A divided Supreme Court ruled today in Campbell-Ewald Co. v. Gomez, No. 14-857, that an unaccepted Rule 68 offer of judgment by a defendant cannot moot a putative class action. The decision settles a reserved question from Genesis HealthCare Corp. v. Symczyk and resolves a circuit split on the issue. Justice Ginsburg’s majority opinion holds that an unaccepted Rule 68 settlement offer “has no force” and like other unaccepted contract offers, “creates no lasting right or obligation.”
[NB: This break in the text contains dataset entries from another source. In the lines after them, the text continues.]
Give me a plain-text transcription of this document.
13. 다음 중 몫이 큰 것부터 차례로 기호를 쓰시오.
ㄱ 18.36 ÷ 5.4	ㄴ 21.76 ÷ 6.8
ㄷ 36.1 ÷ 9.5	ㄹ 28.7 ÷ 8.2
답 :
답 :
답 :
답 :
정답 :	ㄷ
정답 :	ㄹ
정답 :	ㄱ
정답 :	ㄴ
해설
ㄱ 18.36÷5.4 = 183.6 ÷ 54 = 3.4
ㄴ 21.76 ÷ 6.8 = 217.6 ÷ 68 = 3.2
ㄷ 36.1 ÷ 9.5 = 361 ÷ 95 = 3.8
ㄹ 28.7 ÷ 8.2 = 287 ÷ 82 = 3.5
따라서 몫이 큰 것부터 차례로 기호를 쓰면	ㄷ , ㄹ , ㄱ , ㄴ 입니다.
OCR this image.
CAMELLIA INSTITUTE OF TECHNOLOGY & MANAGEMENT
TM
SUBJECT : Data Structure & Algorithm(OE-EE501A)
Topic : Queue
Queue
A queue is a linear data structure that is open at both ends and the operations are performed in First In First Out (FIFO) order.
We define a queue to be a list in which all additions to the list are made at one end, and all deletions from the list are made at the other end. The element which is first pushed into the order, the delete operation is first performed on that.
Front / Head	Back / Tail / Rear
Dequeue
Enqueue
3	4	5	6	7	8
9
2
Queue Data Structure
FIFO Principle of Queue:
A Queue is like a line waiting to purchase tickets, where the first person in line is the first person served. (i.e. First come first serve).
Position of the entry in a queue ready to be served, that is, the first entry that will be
Campbell-Ewald arose in the context of a Telephone Consumer Protection Act (TCPA) lawsuit. The defendant was hired to send text messages to young adults recruiting them to join the Navy, but only if they had opted-in to receive such messages. The plaintiff, who was nearly 40 years old and had not opted-in or otherwise consented, received a text message. After the plaintiff filed a class action, but before the class certification motion deadline, the defendant filed a Rule 68 offer of judgment for $1,503 per message ($3 more than the maximum plaintiff could recover per text, under the TCPA) plus costs (excluding attorney’s fees). The plaintiff did not accept the offer.
The defendant then argued that the court lacked subject matter jurisdiction because the offer mooted the plaintiff’s individual claim, and that because the plaintiff had not yet moved for class certification, the class claims were mooted as well. The defendant relied on the Supreme Court majority’s opinion in Genesis Health that an unaccepted offer of judgment mooted Fair Labor Standards Act collective action claims.
In Genesis Health, Justice Kagan in dissent argued that an unaccepted offer cannot moot a case because “[a]s every first-year law student learns, the recipient’s rejection of an offer ‘leaves the matter as if no offer had ever been made.’” The majority in Campbell-Ewald adopted that analysis.
The three dissenting justices in Campbell-Ewald opined that the majority’s decision transfers authority from the federal courts and “hands it to the plaintiff,” reasoning that once the defendant offered to fully remedy the plaintiff’s injury, there was no longer any necessity for the court to adjudicate the case as a matter of Article III standing, irrespective of the result under contract law. The majority responded that, to the contrary, the dissent approach “would place the defendant in the driver’s seat” because the defendant “sought to avoid a potential adverse decision, one that could expose it to damages a thousand-fold larger than the bid [the plaintiff] declined to accept.”
The majority did reserve the question of whether the result would differ if the defendant had deposited the full amount of the plaintiff’s individual claim into an account payable to the plaintiff and the trial court had entered judgment for the plaintiff in that amount. In the case before the court, that question was “hypothetical.” This reservation appears to address Justice Thomas’s concurrence that the law of tenders should govern the case rather than the law of contracts, such that an actual tender of the full amount of the named plaintiff’s individual claim (as opposed to a mere contract offer, evidencing an intent to pay) would moot the claim. Thus, there remains an open question whether an actual tender of payment by certified check to the court’s registry, rather than a Rule 68 offer of judgment, would moot the individual claims and class claims as well.